The Game

AP Photo/Jeff Christensen

The Game isn't playing with this one.

In light of the shooting death of 23-year-old Sean Bell and the subsequent acquittal last week of the NYPD officers who fired the fatal shots, the SoCal-bred rapper has penned a musical response that in no uncertain terms lets us know where he stands.

"911 Is a Joke," which doesn't beat around the bush when it comes to the issue of police brutality, is set to debut tomorrow on the Game's website.

"I'm outraged and speaking out for my generation that are afraid to speak out against police brutality and murder," the Game said in a statement. "I grew up in Compton and had to stay silent because of the fear that was prevalent in my community, but now that I have a voice I'm speaking out.

"This could have easily been me, my brother, my family. So this song is for Sean Bell from my heart. My deepest condolences goes out to his family and wife Nicole Bell."

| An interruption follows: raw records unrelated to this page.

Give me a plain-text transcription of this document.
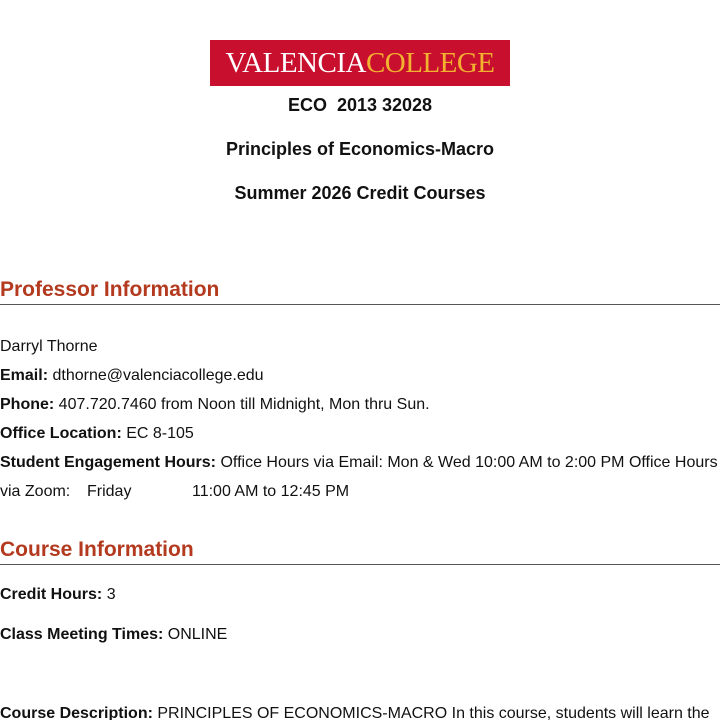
VALENCIA COLLEGE
ECO  2013 32028
Principles of Economics-Macro
Summer 2026 Credit Courses
Professor Information
Darryl Thorne
Email: dthorne@valenciacollege.edu
Phone: 407.720.7460 from Noon till Midnight, Mon thru Sun.
Office Location: EC 8-105
Student Engagement Hours: Office Hours via Email: Mon & Wed 10:00 AM to 2:00 PM Office Hours
via Zoom: Friday	11:00 AM to 12:45 PM
Course Information
Credit Hours: 3
Class Meeting Times: ONLINE
Course Description: PRINCIPLES OF ECONOMICS-MACRO In this course, students will learn the
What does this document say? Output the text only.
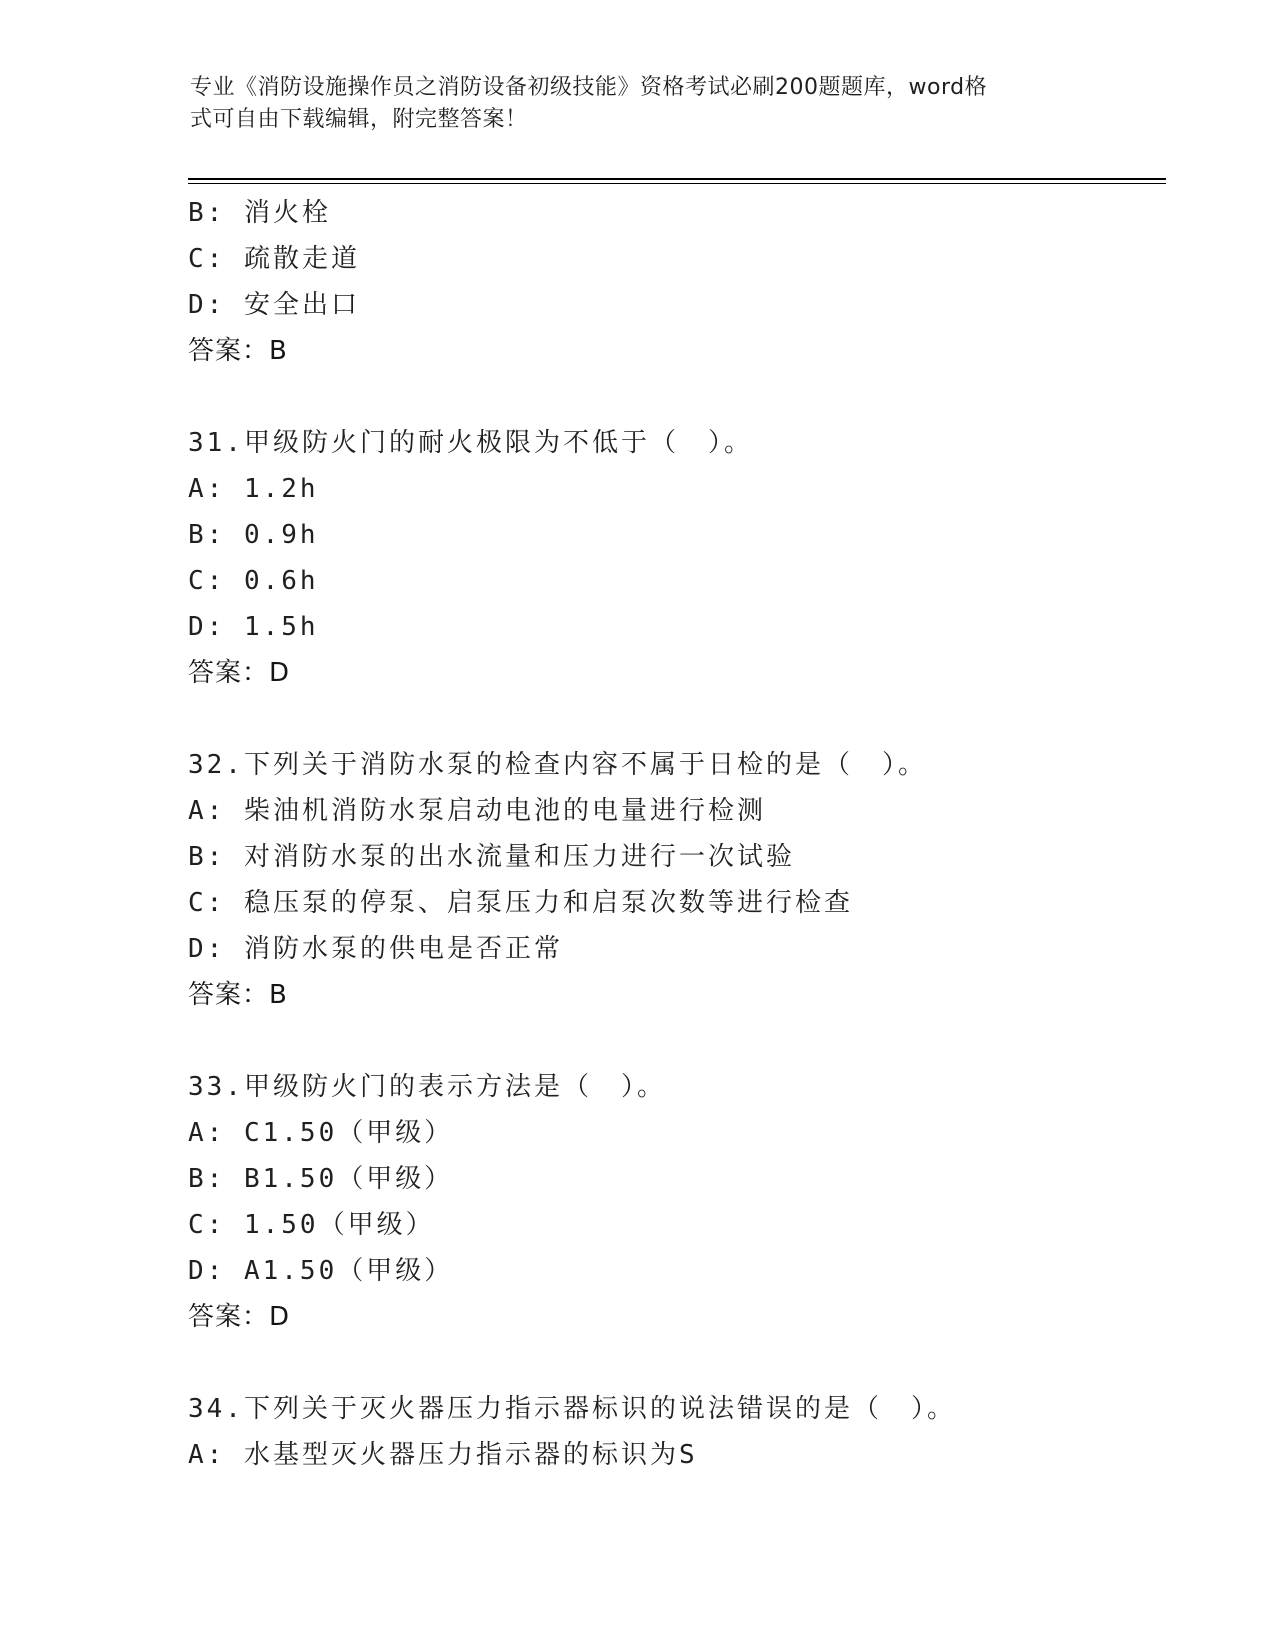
专业《消防设施操作员之消防设备初级技能》资格考试必刷200题题库，word格
式可自由下载编辑，附完整答案！
B: 消火栓
C: 疏散走道
D: 安全出口
答案：B
31.甲级防火门的耐火极限为不低于（　）。
A: 1.2h
B: 0.9h
C: 0.6h
D: 1.5h
答案：D
32.下列关于消防水泵的检查内容不属于日检的是（　）。
A: 柴油机消防水泵启动电池的电量进行检测
B: 对消防水泵的出水流量和压力进行一次试验
C: 稳压泵的停泵、启泵压力和启泵次数等进行检查
D: 消防水泵的供电是否正常
答案：B
33.甲级防火门的表示方法是（　）。
A: C1.50（甲级）
B: B1.50（甲级）
C: 1.50（甲级）
D: A1.50（甲级）
答案：D
34.下列关于灭火器压力指示器标识的说法错误的是（　）。
A: 水基型灭火器压力指示器的标识为S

Bell was shot Nov. 25, 2006, outside a Queens strip club, where his bachelor party had just taken place, the night before he was to be married. One of the detectives charged had been working at the club undercover when he witnessed a confrontation between Bell and a stranger and heard a friend of Bell's say, "Get my gun."

After Bell got into his car, he refused to stop when one of the plainclothes detectives flashed his badge, and then he ran his Nissan Altima into an unmarked minivan being driven by one of the other officers.

The three cops fired more than 50 bullets at Bell—who, the defense argued, they thought was carrying a gun—and his two friends, both of whom were wounded. None of the men was armed.

The local response to their acquittal has been largely peaceful, minus a few scuffles that broke out on Friday, the day the verdict was announced, but the varied reactions of activists such as the Rev. Al Sharpton and, thanks to the Internet, anyone with an opinion, can be heard loud and clear.

And, while there are at least two sides to every debate, the Game isn't the only member of the hip-hop community who has spoken out on what he perceives to be a gross injustice.

Ice Cube—who as a founding member of N.W.A. rapped against police brutality on the seminal "F--k the Police"— called the verdict "just another example that the justice system in America views a black life as worthless."

"First of all, rest in peace to Sean Bell and I want to send my condolences to his wife, kids, family and friends and all the Sean Bell boys—hold your head," Mobb Deep rapper Prodigy, who's currently behind bars on a gun-possession rap, said in a statement.

"We lost a lot of battles, but we will win the war. The decision in the Queens courtroom on Friday, April 25 was simply a display of power. The NYPD is just a branch of corruption connected to a giant corrupt tree called the United States government. This tyrannical corrupt tree has its roots planted deep into the United Kingdom."

"The Sean Bell murder itself was a reflection of how expendable black men are in the eyes of many," Queens MC Cormega said. "The verdict was a far worse crime because it stripped a dead man of his rights and it stripped a community of hope. We came so far as a people yet gained little momentum, but I would like to thank society for re-opening my eyes to the myth called equality and the justice that eludes just us."

Meanwhile, UGK rapper Bun B, whose other half, Pimp C, died earlier this year of an accidental overdose of prescription medication and sleep apnea, added: "The verdict is almost as tragic as the incident. I've already lost [a] life, and now we've got a loss of justice and loss of reciprocation for what's happened. And it cuts you on so many levels."